First, a little background:
D. James Kennedy Ministries, based at Coral Ridge Presbyterian Church in Fort Lauderdale, has filed a federal lawsuit in Alabama against the Montgomery-based Southern Poverty Law Center for calling the ministry a hate group. The lawsuit was filed Aug. 22 in the U.S. District Court for the Middle District of Alabama in Montgomery. The lawsuit alleges that the SPLC ‘illegally trafficked in false and misleading descriptions of the services offered by DJKM and committed defamation against DJKM arising from the publication and distribution of false information that libels the ministry’s reputation and subjects the ministry to disgrace, ridicule, odium, and contempt in the estimation of the public,’ according to a statement by the ministry.
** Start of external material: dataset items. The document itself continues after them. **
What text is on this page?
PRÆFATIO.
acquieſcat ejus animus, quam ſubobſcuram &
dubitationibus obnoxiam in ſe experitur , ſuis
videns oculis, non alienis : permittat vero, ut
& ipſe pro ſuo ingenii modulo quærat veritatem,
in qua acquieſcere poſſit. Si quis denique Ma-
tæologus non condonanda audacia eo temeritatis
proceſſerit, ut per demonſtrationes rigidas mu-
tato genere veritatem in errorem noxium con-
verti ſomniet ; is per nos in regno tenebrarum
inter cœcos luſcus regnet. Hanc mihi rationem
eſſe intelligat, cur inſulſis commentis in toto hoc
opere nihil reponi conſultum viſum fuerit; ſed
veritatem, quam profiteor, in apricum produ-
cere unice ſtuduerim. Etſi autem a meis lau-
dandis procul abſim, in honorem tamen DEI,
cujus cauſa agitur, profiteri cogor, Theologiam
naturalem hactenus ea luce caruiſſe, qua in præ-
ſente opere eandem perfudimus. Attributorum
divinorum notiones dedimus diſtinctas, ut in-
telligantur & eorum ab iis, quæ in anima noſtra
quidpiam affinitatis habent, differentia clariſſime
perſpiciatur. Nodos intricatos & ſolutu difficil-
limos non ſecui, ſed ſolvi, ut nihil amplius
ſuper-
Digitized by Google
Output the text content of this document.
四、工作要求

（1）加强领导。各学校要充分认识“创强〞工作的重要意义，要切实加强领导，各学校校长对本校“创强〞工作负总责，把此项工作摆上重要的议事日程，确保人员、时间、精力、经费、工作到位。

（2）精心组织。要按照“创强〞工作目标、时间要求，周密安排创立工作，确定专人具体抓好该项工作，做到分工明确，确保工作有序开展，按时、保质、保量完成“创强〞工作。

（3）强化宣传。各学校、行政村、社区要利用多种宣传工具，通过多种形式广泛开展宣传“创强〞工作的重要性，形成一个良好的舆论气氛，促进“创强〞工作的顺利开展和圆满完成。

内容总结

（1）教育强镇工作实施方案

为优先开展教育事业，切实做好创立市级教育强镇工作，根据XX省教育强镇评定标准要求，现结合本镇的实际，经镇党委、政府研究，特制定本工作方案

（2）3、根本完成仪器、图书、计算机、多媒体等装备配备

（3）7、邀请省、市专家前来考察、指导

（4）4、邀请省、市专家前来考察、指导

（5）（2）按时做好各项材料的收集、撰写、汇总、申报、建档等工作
The Southern Poverty Law Center has made it clear that anti-LGBTQ hate groups are designated so because they demonize the LGBTQ community in the most lurid, inaccurate terms:
The religious right in America has employed a variety of strategies in its efforts to beat back the increasingly confident LGBT rights movement. One of those has been defamation. Many of its leaders have engaged in the crudest type of name-calling, describing LGBT people as ‘perverts’ with ‘filthy habits’ who seek to snatch the children of straight parents and ‘convert’ them to gay sex. They have disseminated disparaging ‘facts’ about gays that are simply untrue — assertions that are remarkably reminiscent of the way white intellectuals and scientists once wrote about the ‘bestial’ black man and his supposedly threatening sexuality.
And that brings up to the late James Kennedy. The D. James Kennedy Ministries has a huge section dedicated to his life and his work. One thing it doesn’t have is when Kennedy endorsed . . . . [a] 1986 comic book [the cover is at the top of this post] . . . . his endorsement is the first one on the back cover, with his official title as “Senior Minister, Coral Ridge Presbyterian Church.”
Kennedy said the following in his endorsement:
Dick Hafer [the comic book’s author] has produced a very accurate portrayal of homosexuality and the problem it poses to our nation and civilization. This unique book deserves an open-minded reading by all Americans, and especially by those who serve in leadership capacities.
Kennedy calling this book “unique” is a rather interesting description. If you want, you can go to this link and this one to see the book in its entirety. But I’m warning you now. It’s not pretty. . . . read the list of endorsers again [see image below]. They include a former Congressional leader and another right-wing organization still present in D.C.
[T]he “research” from this book comes from the discredited researcher whom I have mentioned on so many occasions: Paul Cameron. SPLC has an extensive file on him and the anti-LGBTQ hate groups who still cite his junk science.
So, basically breaking this down, there are questions which need to be answered by the D. James Kennedy Ministries before it goes about declaring that it is being “persecuted for its religious beliefs” by SPLC. Most specifically, I’m curious to know if the ministry shares the opinion “expressed” by its namesake when he endorsed that awful booklet. If the ministry doesn’t, then I would recommend that it publicly denounces Kennedy’s past actions. If the ministry doesn’t want to do that, then I guess that answers a lot of questions as to its “hate group” status.
Paul Cameron deliberately falsified his "research" and was thrown out of every professional association to which he had belonged because of his fraudulent studies and utterly false publications. The organizations that routinely cite his work, many of which have earned their own hate group designations, include Family Research Council, Focus on the Family, American Family Association, Traditional Values Coalition, here in Virginia, The Family Foundation, and, of course, Coral Ridge Ministries. Perhaps most disturbing is the fact that many of these organizations have tax exempt status since they pretend to be "educational organizations." In short, every U.S. taxpayer is indirectly subsidizing them. This needs to end.